No matter what, thinking about the possible inputs to a system instead of just existing code paths is a necessary mental shift, as we showed when we exposed a bug in an implementation that had a test suite with 100% code coverage. Effective tests find scenarios where the ultimate goal of an application is not met. When we think about inputs, we think more about this goal and not just the current shape of code.


Code examples

[1] Towards a Theory of Test Data Selection (Goodenough, Gerhart)
[2] Effective ML (Minsky)
[3] Intuition Behind Permutations and Combinations (O’Mara)
[4] Pragmatic Software Testing (Brown)

Top comments (5)

yawaramin profile image
Yawar Amin

Hi Alex, this is a great write-up. The natural next step is an isLegalMove implementation using case analysis, that shows the power of pattern matching at work. Do you have something in the works?

amwzero profile image
Alex Weisberger

Thanks for replying.

I chose to leave out the implementation change that fixes the bug because I thought it was pretty simple and wanted to be conscious of the post length. But here it is in the example code repo.

Or were you thinking that pattern matching should be used for something else?

yawaramin profile image
Yawar Amin

I had a little fun implementing the function directly partitioning the inputs by case:

let isLegalMove = (source, dest) => switch (source, dest) {
  | ({suit: Clubs | Spades, rank: sourceRank}, {suit: Hearts | Diamonds, rank: destRank})
  | ({suit: Hearts | Diamonds, rank: sourceRank}, {suit: Clubs | Spades, rank: destRank}) =>
    rankValue(sourceRank) + 1 == rankValue(destRank)
  | _ => false
Thread Thread
amwzero profile image
Alex Weisberger

That does show the power of pattern matching.

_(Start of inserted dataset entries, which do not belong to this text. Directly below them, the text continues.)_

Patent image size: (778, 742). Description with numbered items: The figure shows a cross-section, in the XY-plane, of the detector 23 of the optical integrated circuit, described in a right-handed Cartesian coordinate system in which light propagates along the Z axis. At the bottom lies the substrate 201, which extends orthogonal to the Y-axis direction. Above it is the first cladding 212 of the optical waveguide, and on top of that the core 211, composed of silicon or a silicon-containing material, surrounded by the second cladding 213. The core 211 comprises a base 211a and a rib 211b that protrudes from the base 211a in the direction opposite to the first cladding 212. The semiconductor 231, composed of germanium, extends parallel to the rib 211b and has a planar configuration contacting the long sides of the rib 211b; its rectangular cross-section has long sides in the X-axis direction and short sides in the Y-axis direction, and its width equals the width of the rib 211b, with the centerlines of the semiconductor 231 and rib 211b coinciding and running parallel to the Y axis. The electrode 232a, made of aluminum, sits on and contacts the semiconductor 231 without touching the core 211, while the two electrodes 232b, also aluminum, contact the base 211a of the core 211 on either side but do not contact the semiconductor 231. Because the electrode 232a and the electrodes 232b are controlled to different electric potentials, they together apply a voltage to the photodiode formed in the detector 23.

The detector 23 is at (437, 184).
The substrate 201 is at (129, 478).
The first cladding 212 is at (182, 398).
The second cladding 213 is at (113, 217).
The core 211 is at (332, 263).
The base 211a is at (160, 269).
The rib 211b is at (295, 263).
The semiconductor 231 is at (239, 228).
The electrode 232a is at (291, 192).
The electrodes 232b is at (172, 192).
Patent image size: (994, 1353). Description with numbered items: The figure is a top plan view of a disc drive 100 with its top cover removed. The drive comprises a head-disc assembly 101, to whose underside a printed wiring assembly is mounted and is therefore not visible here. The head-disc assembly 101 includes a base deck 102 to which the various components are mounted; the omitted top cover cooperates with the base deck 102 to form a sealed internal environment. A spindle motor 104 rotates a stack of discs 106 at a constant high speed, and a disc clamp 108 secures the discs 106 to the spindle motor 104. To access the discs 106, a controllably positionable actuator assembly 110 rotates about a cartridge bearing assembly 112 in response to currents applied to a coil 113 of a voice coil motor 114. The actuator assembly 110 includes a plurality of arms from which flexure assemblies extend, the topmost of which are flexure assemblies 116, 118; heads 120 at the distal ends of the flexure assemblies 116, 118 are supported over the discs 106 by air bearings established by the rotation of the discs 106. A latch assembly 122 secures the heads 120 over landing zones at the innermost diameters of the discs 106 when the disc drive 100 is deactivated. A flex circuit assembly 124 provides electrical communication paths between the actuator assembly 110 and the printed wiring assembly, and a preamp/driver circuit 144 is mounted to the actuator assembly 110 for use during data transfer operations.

You can capture a lot of permutations in a relatively small amount of code this way.

I'm partial to having descriptive names for operations, so I like how the current isLegalMove reads like English: areCardsDifferentColor && areRanksInDescendingOrder reads exactly like the game rules are stated.

That can remain the same and we can use this technique to reimplement areCardsDifferentColor:

let areCardsDifferentColor = (c1, c2) => 
  switch (c1.suit, c2.suit) {
  | (Clubs | Spades, Hearts | Diamonds) => true
  | (Hearts | Diamonds, Clubs | Spades) => true
  | _ => false

It's definitely fun to think about the best way to express things.

Thread Thread
yawaramin profile image
Yawar Amin

Yeah, the way you broke down the implementation into helper functions at a lower level of abstraction–the step method–is probably more maintainable overall!